Table 2. Patient response*

Allo-HSCT, allogeneic hematopoietic stem cell transplantation; CI, confidence interval; CLIA, cladribine, high dose cytarabine, and idarubicin; CR, complete response; EFS, event-free survival; IQR, interquartile range; MRD, measurable residual disease; OS, overall survival. *Adapted from Kadia et al.1 †Estimated.
Outcome, % (95% CI) unless otherwise stated	Overall (N = 50)	CLIA plus venetoclax (n = 41)	CLIA plus venetoclax plus FLT3 inhibitor (n = 9)
Composite CR	94 (83–98)	95 (84–99)	89 (56–99)
Best response
CR	84 (72–92)	85 (72–93)	78 (45–94)
CR with incomplete blood count	10 (4–21)	10 (4–23)	11 (2–44)
No response	4 (1–14)	5 (1–16)	0 (0–30)
Died during induction	2 (0–11)	0 (0–9)	11 (2–43)
MRD-negative after induction	71 (57–82)	72 (56–83)	50 (22–78)
MRD-negative on study	82 (68–92)	94 (72–94)	62 (31–86)
Median number of courses given (IQR)	2 (2–3)	2 (2–3)	2 (1–2)
Median days to count recovery after induction (IQR)	27 (25–37)	27 (25–31)	38 (34–40)
Responders who received allo-HSCT	62 (47–74)	60 (43–73)	75 (41–93)
12-month OS	85 (75–97)†	90 (80–100)	64 (38–100)
12-month EFS	68 (54–85)†	73 (58–92)	51 (26–100)
12-month duration of response	74 (60–92)†	—	—

Overall, the most frequently reported Grade 3–4 adverse events were febrile neutropenia (84% of patients), infection (12%), and raised alanine aminotransferase (12%). Adverse events by treatment course are shown in Table 3.
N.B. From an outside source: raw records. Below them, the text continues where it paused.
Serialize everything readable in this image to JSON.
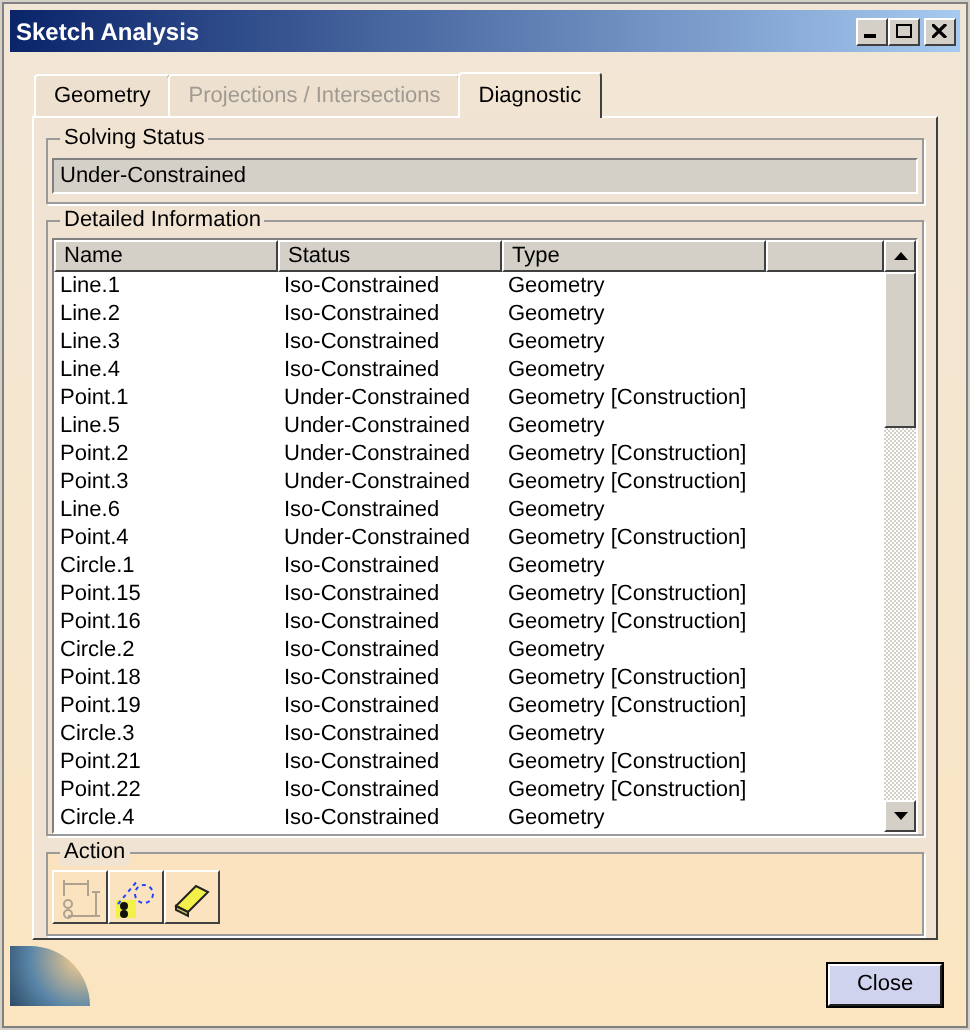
{
  "window": {
    "title": "Sketch Analysis"
  },
  "tabs": [
    {
      "label": "Geometry",
      "selected": false,
      "disabled": false
    },
    {
      "label": "Projections / Intersections",
      "selected": false,
      "disabled": true
    },
    {
      "label": "Diagnostic",
      "selected": true,
      "disabled": false
    }
  ],
  "solving_status": {
    "title": "Solving Status",
    "value": "Under-Constrained"
  },
  "detailed_information": {
    "title": "Detailed Information",
    "columns": [
      "Name",
      "Status",
      "Type"
    ],
    "rows": [
      [
        "Line.1",
        "Iso-Constrained",
        "Geometry"
      ],
      [
        "Line.2",
        "Iso-Constrained",
        "Geometry"
      ],
      [
        "Line.3",
        "Iso-Constrained",
        "Geometry"
      ],
      [
        "Line.4",
        "Iso-Constrained",
        "Geometry"
      ],
      [
        "Point.1",
        "Under-Constrained",
        "Geometry [Construction]"
      ],
      [
        "Line.5",
        "Under-Constrained",
        "Geometry"
      ],
      [
        "Point.2",
        "Under-Constrained",
        "Geometry [Construction]"
      ],
      [
        "Point.3",
        "Under-Constrained",
        "Geometry [Construction]"
      ],
      [
        "Line.6",
        "Iso-Constrained",
        "Geometry"
      ],
      [
        "Point.4",
        "Under-Constrained",
        "Geometry [Construction]"
      ],
      [
        "Circle.1",
        "Iso-Constrained",
        "Geometry"
      ],
      [
        "Point.15",
        "Iso-Constrained",
        "Geometry [Construction]"
      ],
      [
        "Point.16",
        "Iso-Constrained",
        "Geometry [Construction]"
      ],
      [
        "Circle.2",
        "Iso-Constrained",
        "Geometry"
      ],
      [
        "Point.18",
        "Iso-Constrained",
        "Geometry [Construction]"
      ],
      [
        "Point.19",
        "Iso-Constrained",
        "Geometry [Construction]"
      ],
      [
        "Circle.3",
        "Iso-Constrained",
        "Geometry"
      ],
      [
        "Point.21",
        "Iso-Constrained",
        "Geometry [Construction]"
      ],
      [
        "Point.22",
        "Iso-Constrained",
        "Geometry [Construction]"
      ],
      [
        "Circle.4",
        "Iso-Constrained",
        "Geometry"
      ]
    ]
  },
  "action": {
    "title": "Action",
    "buttons": [
      {
        "kind": "dimensions",
        "disabled": true
      },
      {
        "kind": "fix",
        "disabled": false
      },
      {
        "kind": "erase",
        "disabled": false
      }
    ]
  },
  "buttons": [
    "Close"
  ]
}
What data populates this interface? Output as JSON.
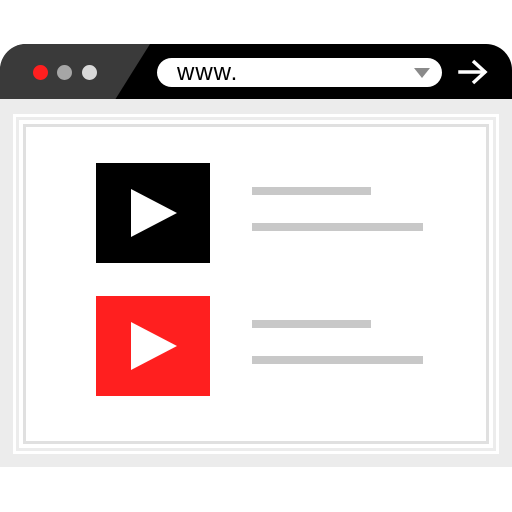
{
  "address_bar": {
    "url": "www.",
    "icons": {
      "dropdown": "chevron-down-icon",
      "go": "arrow-right-icon"
    }
  },
  "window_controls": [
    {
      "name": "close",
      "color": "#ff1f1f"
    },
    {
      "name": "minimize",
      "color": "#a6a6a6"
    },
    {
      "name": "maximize",
      "color": "#d9d9d9"
    }
  ],
  "videos": [
    {
      "thumbnail_color": "#000000",
      "icon": "play-icon"
    },
    {
      "thumbnail_color": "#ff1f1f",
      "icon": "play-icon"
    }
  ],
  "colors": {
    "titlebar": "#000000",
    "titlebar_accent": "#3a3a3a",
    "content_background": "#ececec",
    "placeholder_line": "#c8c8c8"
  }
}
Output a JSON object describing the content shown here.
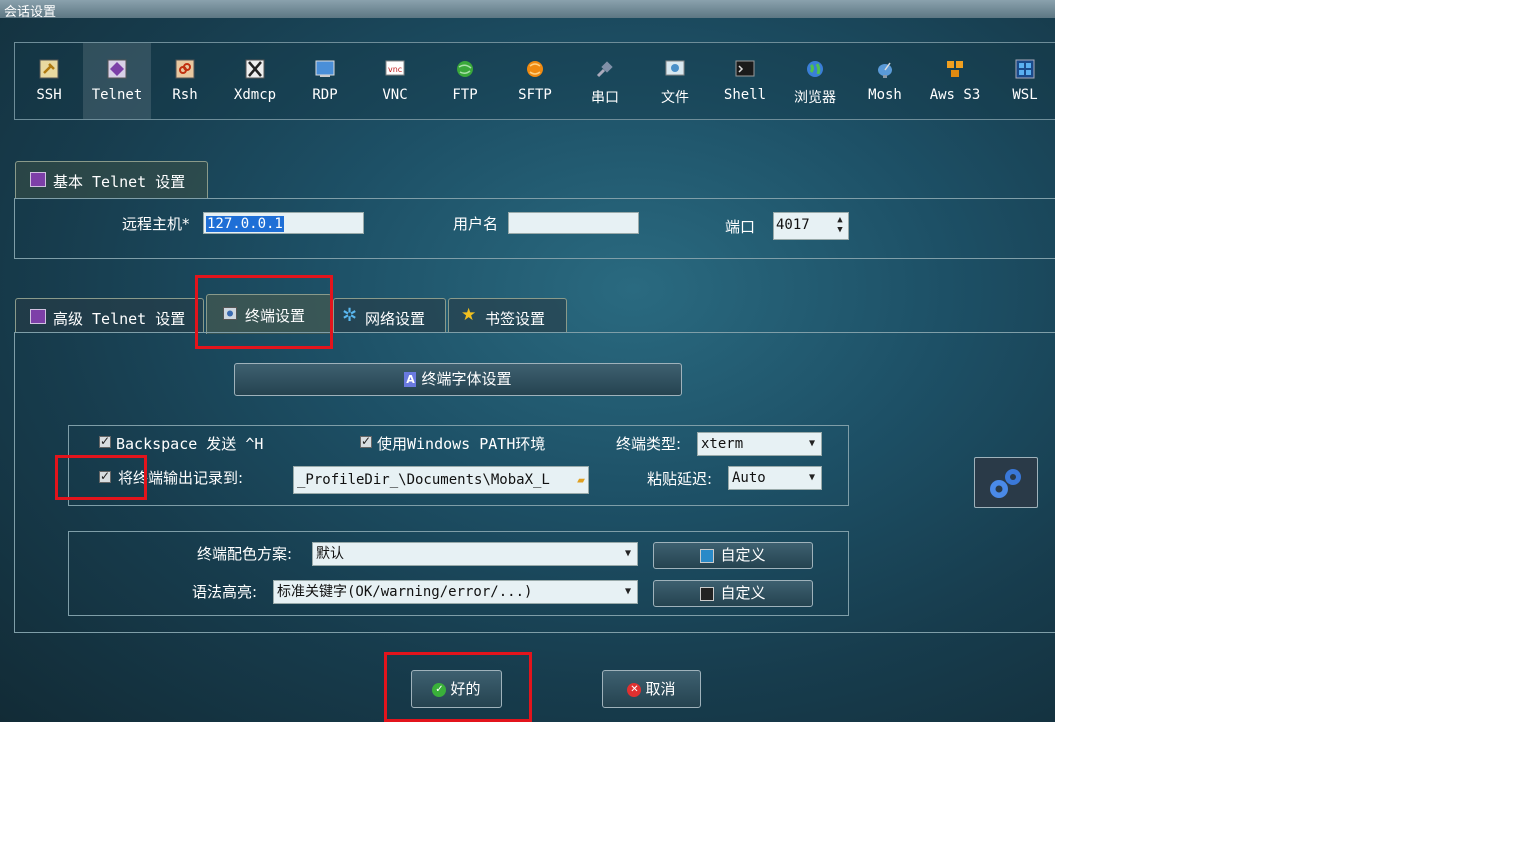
{
  "window": {
    "title": "会话设置"
  },
  "protocols": [
    {
      "label": "SSH",
      "icon": "ssh-key-icon",
      "active": false
    },
    {
      "label": "Telnet",
      "icon": "telnet-icon",
      "active": true
    },
    {
      "label": "Rsh",
      "icon": "rsh-icon",
      "active": false
    },
    {
      "label": "Xdmcp",
      "icon": "xdmcp-icon",
      "active": false
    },
    {
      "label": "RDP",
      "icon": "rdp-icon",
      "active": false
    },
    {
      "label": "VNC",
      "icon": "vnc-icon",
      "active": false
    },
    {
      "label": "FTP",
      "icon": "ftp-globe-icon",
      "active": false
    },
    {
      "label": "SFTP",
      "icon": "sftp-icon",
      "active": false
    },
    {
      "label": "串口",
      "icon": "serial-plug-icon",
      "active": false
    },
    {
      "label": "文件",
      "icon": "file-icon",
      "active": false
    },
    {
      "label": "Shell",
      "icon": "shell-terminal-icon",
      "active": false
    },
    {
      "label": "浏览器",
      "icon": "browser-globe-icon",
      "active": false
    },
    {
      "label": "Mosh",
      "icon": "mosh-dish-icon",
      "active": false
    },
    {
      "label": "Aws S3",
      "icon": "aws-s3-icon",
      "active": false
    },
    {
      "label": "WSL",
      "icon": "wsl-windows-icon",
      "active": false
    }
  ],
  "basic": {
    "tab_label": "基本 Telnet 设置",
    "remote_host_label": "远程主机*",
    "remote_host_value": "127.0.0.1",
    "username_label": "用户名",
    "username_value": "",
    "port_label": "端口",
    "port_value": "4017"
  },
  "tabs": {
    "advanced": "高级 Telnet 设置",
    "terminal": "终端设置",
    "network": "网络设置",
    "bookmark": "书签设置"
  },
  "terminal": {
    "font_button": "终端字体设置",
    "backspace_label": "Backspace 发送 ^H",
    "backspace_checked": true,
    "win_path_label": "使用Windows PATH环境",
    "win_path_checked": true,
    "term_type_label": "终端类型:",
    "term_type_value": "xterm",
    "log_label": "将终端输出记录到:",
    "log_checked": true,
    "log_path": "_ProfileDir_\\Documents\\MobaX_L",
    "paste_delay_label": "粘贴延迟:",
    "paste_delay_value": "Auto",
    "color_scheme_label": "终端配色方案:",
    "color_scheme_value": "默认",
    "custom_label_1": "自定义",
    "syntax_label": "语法高亮:",
    "syntax_value": "标准关键字(OK/warning/error/...)",
    "custom_label_2": "自定义"
  },
  "footer": {
    "ok": "好的",
    "cancel": "取消"
  },
  "colors": {
    "highlight": "#e3141c",
    "bg": "#1d5066"
  }
}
Table 3. Most common adverse events*^†

ALT, alanine aminotransferase elevation; AST, aspartate aminotransferase elevation. *Adapted from Kadia et al.1 †Includes adverse events that occurred in >10% of patients.
Adverse event, %	Grade 1	Grade 2	Grade 3–4
During the first treatment course (N = 50)
ALT elevation	46	12	10
AST elevation	12	0	4
Bilirubin elevation	4	4	2
Cough	10	0	0
Diarrhea	22	0	4
Fatigue	54	0	0
Febrile neutropenia	0	0	78
Mucositis	32	2	0
Nausea	26	0	0
Pain	22	0	0
Rash or desquamation	26	0	2
During the second treatment course (n = 44)
ALT elevation	9	2	16
Cough	5	0	5
Diarrhea	5	0	5
Fatigue	5	0	5
Febrile neutropenia	0	0	36
Other infection	2	0	11
Nausea	5	0	5
Pain	5	0	5
Petechiae, purpura or bruising	5	0	5
Vomiting	5	0	5
During the third treatment course (n = 18)
Febrile neutropenia	0	0	11

Three patients who received CLIA died during the study; one from bacteremia and sepsis during induction, and two from infectious complications whilst cytopenic. None were deemed treatment related.

Conclusion

The addition of venetoclax to the CLIA high intensity chemotherapy regimen resulted in durable CRs in patients with ND AML and high-risk MDS, with high rates of MRD-negativity. The authors considered that these data compared favorably with other published studies in similar patient groups without venetoclax. However, they cautioned against drawing cross-trial comparisons, highlighting the single center, single arm nature of this study as a limitation, alongside the small subgroup numbers. Nonetheless, they concluded that the study was a basis for future randomized controlled trials to confirm the potential benefit that venetoclax plus CLIA may offer to younger, fit, ND AML patients.